Spoilers (for a movie from 2008):

He consistently refuses to sacrifice his morals and sense of honor for a more secure future — it's the ultimate artistic integrity vs money dilemma. When he's offered a chance to throw the once-in-a-lifetime redbelt competition in front of his teacher and loved ones in exchange for a life-changing sum of money, he chooses to walk instead.

Whenever I feel disillusioned about my financial situation, I'm reminded of this conversation between Mike and his wife Sondra (played by Alica Braga):

Sondra: My father made money, my brothers make money, and you are somehow too pure. You're too pure to compete.
Mike: It...
Sondra: Weakens the fighter?
Mike: That's right.
Sondra: Because a competition is not a fight.
Mike: That's correct.
Sondra: And what about the fighter's family, Mike? What do they eat, while he's being so pure?

So many neurodivergent artists struggle with being 'too pure' for the rat race. We want to live with integrity, and do things that matter to us, personally. Some would, and do, call that selfish.

I certainly feel selfish sometimes. I enjoy my morning writing sessions as if I'm Mark Twain, holed up in my finely-adorned study while the smell of my wife's biscuits and coffee rise up from the kitchen. Every day I write like rent isn't due, like I'm not chilling in a studio apartment, or living on the good graces of a therapist who keeps checking in even though my bill is late late, or Venmoing the same $15 back and forth between my other broke friends.

Being broke sucks. I like nice things.
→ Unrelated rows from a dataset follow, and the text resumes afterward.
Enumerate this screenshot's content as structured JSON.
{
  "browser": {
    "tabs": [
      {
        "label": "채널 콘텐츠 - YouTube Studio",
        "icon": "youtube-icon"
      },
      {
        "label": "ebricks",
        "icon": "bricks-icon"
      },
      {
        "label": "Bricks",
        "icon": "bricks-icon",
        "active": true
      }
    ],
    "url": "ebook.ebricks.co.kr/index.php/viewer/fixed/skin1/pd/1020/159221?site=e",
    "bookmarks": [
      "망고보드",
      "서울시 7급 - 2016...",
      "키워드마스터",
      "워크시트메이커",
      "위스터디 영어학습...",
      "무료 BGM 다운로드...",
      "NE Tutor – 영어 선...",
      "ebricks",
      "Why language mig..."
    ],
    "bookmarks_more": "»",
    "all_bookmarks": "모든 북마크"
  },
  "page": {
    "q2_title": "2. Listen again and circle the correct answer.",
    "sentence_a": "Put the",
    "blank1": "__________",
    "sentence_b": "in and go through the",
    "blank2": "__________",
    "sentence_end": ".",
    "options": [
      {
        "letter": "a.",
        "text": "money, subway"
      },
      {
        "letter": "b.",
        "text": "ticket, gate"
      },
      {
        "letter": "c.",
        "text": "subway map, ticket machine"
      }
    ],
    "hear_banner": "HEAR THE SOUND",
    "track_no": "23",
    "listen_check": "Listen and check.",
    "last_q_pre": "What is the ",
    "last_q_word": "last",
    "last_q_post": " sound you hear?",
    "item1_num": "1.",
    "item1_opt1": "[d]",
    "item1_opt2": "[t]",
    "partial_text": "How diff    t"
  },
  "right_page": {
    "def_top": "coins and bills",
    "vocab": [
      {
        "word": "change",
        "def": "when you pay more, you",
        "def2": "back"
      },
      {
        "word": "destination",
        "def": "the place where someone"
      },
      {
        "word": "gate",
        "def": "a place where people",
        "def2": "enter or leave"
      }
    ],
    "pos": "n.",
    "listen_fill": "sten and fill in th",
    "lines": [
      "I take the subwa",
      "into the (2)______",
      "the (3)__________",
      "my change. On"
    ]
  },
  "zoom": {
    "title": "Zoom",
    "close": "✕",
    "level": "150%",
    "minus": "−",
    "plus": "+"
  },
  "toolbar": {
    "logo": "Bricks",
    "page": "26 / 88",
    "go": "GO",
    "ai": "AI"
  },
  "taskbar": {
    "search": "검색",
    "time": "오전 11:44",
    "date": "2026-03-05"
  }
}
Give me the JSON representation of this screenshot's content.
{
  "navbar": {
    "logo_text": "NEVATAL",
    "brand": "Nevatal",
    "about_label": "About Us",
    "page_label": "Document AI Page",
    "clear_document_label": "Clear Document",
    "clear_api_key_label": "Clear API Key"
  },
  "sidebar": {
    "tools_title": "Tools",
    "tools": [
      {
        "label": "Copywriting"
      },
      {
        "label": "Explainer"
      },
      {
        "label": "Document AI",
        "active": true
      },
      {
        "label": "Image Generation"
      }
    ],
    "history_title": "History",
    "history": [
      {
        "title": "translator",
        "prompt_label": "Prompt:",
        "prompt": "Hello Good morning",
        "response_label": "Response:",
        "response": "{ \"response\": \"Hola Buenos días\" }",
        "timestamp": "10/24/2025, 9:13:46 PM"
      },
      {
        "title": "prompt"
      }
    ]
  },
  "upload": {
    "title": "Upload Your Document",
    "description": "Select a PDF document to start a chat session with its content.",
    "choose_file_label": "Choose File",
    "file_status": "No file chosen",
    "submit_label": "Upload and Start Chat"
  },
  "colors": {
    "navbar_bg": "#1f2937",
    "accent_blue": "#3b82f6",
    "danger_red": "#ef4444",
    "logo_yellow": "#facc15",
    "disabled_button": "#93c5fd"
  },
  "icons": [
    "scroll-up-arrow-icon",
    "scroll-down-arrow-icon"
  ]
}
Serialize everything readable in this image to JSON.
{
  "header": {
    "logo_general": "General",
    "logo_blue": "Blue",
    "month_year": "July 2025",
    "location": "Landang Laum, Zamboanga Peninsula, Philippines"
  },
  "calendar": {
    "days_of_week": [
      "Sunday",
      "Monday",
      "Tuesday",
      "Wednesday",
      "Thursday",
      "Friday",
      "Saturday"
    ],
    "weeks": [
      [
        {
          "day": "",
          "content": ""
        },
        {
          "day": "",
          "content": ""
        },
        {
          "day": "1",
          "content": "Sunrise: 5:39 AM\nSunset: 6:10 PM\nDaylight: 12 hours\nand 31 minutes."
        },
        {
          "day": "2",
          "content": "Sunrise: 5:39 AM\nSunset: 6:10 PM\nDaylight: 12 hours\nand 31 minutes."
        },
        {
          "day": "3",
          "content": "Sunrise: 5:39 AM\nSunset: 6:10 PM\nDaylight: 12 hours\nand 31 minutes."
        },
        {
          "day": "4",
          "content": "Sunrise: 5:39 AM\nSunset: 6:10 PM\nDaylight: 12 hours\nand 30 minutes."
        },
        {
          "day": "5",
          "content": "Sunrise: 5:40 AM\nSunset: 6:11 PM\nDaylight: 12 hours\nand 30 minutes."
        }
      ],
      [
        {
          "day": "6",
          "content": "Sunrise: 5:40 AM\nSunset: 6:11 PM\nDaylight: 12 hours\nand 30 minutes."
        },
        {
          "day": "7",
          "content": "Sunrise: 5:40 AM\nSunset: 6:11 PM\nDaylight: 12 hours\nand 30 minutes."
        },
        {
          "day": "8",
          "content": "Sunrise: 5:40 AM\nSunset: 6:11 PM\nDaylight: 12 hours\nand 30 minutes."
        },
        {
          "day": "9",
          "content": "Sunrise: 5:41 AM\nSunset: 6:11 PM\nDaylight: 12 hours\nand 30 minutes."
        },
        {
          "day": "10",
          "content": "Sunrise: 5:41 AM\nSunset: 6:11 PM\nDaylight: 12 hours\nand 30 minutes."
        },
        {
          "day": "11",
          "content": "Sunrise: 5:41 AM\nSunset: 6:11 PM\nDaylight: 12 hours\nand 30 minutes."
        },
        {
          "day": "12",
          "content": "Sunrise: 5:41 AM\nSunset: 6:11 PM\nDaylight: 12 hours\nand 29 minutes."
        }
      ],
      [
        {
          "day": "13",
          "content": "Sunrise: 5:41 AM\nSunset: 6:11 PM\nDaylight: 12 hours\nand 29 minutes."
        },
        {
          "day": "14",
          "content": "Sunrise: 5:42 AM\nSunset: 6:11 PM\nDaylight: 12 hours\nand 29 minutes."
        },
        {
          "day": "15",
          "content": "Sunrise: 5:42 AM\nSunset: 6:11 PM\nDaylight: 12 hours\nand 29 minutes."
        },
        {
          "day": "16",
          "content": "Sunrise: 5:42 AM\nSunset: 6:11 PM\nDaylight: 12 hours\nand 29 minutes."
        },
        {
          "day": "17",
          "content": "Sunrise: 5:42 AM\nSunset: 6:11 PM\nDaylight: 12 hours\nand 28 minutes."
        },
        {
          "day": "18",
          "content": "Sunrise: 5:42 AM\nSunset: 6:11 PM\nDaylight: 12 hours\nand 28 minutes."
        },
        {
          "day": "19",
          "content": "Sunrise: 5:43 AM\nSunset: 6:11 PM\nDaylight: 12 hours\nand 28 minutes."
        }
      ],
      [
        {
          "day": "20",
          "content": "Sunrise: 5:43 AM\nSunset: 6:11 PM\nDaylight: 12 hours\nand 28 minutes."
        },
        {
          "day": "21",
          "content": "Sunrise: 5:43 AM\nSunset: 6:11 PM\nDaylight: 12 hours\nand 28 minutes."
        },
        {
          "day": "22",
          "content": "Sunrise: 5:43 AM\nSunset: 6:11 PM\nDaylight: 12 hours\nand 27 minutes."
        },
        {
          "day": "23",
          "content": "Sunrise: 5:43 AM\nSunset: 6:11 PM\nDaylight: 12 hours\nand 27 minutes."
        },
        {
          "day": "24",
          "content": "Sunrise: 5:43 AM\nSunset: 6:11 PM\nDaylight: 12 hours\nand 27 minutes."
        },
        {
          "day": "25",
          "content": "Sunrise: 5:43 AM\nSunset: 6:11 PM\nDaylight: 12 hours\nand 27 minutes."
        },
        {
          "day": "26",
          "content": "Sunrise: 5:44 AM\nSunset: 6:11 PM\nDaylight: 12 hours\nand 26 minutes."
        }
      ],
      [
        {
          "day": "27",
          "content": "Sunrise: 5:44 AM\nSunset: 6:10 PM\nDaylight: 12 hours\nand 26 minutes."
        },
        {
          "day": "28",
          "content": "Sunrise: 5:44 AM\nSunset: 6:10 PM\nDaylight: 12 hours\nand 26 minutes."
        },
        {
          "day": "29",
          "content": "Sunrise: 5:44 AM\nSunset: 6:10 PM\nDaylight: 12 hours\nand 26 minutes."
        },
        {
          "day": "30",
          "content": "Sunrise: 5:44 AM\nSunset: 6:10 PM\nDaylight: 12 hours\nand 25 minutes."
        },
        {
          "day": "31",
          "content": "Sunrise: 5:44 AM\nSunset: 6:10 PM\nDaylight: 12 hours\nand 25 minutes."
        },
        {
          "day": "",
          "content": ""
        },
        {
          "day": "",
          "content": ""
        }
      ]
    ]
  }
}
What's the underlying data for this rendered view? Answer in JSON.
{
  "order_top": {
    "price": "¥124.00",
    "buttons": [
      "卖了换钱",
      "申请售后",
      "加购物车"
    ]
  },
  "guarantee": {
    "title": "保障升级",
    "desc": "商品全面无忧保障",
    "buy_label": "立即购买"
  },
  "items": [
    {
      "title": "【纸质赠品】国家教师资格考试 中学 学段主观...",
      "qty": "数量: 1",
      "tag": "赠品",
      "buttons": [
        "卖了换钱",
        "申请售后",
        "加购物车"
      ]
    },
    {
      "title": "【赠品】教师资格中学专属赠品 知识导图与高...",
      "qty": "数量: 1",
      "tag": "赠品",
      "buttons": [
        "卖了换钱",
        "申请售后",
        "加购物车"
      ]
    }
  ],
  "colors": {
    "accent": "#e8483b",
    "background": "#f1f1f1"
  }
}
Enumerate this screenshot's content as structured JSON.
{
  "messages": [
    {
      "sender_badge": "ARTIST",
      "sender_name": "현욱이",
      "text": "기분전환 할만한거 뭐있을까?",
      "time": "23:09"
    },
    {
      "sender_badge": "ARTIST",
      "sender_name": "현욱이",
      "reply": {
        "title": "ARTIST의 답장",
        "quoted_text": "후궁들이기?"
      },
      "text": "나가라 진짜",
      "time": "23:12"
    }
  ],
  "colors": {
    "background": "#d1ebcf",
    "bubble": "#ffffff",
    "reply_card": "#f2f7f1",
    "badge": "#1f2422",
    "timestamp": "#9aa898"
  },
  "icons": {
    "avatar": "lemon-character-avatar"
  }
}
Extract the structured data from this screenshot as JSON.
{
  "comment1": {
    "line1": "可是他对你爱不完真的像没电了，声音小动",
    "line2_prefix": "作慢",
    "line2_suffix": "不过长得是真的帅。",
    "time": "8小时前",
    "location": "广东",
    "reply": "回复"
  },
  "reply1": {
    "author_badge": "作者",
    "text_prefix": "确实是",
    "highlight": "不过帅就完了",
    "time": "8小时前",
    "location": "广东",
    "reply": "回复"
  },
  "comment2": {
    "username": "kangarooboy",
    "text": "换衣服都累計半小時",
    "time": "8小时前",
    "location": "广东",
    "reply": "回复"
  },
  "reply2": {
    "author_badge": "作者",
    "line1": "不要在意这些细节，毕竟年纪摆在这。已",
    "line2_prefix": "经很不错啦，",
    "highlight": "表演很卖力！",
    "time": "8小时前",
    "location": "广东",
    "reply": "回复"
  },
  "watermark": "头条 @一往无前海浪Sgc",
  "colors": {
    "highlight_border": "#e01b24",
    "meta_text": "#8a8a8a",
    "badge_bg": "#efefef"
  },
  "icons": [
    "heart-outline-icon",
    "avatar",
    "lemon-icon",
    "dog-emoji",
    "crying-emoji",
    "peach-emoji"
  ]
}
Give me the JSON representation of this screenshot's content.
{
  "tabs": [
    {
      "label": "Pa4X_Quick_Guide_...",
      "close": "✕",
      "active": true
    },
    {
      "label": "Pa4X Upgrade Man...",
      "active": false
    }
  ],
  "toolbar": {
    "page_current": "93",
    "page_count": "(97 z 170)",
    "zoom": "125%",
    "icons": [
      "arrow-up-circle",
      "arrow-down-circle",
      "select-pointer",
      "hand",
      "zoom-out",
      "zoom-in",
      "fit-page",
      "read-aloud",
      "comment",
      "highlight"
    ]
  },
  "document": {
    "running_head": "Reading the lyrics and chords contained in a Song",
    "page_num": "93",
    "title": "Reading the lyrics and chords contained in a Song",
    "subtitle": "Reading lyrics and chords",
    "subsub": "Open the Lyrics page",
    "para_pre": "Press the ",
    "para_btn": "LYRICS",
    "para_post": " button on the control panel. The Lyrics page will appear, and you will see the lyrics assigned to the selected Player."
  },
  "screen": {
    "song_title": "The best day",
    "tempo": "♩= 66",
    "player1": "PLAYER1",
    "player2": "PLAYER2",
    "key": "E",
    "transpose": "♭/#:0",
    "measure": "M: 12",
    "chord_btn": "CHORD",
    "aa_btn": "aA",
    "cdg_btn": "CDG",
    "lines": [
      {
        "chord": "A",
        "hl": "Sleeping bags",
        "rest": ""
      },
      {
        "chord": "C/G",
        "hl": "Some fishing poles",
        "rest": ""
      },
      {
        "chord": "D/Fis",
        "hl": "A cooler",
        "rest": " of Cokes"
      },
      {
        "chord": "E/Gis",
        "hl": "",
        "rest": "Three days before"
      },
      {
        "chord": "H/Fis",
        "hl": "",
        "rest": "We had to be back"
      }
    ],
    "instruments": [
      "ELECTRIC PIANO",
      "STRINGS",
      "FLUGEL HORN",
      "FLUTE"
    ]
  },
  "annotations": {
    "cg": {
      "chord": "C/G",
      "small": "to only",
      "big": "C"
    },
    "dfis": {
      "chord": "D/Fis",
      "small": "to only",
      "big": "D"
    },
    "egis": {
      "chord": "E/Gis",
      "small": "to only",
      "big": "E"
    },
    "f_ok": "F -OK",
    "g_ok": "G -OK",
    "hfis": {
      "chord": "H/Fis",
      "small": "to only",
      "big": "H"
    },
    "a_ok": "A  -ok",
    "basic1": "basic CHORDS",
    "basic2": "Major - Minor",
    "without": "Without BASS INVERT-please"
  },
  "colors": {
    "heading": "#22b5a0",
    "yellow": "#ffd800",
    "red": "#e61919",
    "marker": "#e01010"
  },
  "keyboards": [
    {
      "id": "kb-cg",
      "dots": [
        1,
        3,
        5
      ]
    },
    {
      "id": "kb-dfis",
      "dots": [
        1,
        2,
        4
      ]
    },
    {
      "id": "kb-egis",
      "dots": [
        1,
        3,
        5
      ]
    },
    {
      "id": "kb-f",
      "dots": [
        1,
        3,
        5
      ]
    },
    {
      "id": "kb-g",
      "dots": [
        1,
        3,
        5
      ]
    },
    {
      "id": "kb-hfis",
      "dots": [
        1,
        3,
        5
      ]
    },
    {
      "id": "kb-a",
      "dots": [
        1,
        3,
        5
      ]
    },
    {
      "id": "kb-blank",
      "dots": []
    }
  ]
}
I miss catching flights.

I really, really miss chirashi bowls.

A chirashi bowl full of assorted raw fish, plus a cooked shrimp tail, a marinated fillet of eel, and slices of avocado.
I could eat a bowl of chirashi every day (if you pay for it 🙏🏽)

But if it's one thing I've learned from going from homeless teen to six-figure earner and back down again, it's that for neurodivergent creatives, the artistic integrity vs money battle is real, and what goes around, comes around. Spending every waking moment worrying doesn't solve a goddamn thing.

During my autistic burnout recovery, I realized I used to shove my creative projects under the bed to chase after money, collecting shiny things like a crow in a nest of baubles. But I do have to admit that, yes, I am "too pure." That doesn't mean I deserve to be poor; it means I owe it to myself to seek out something better.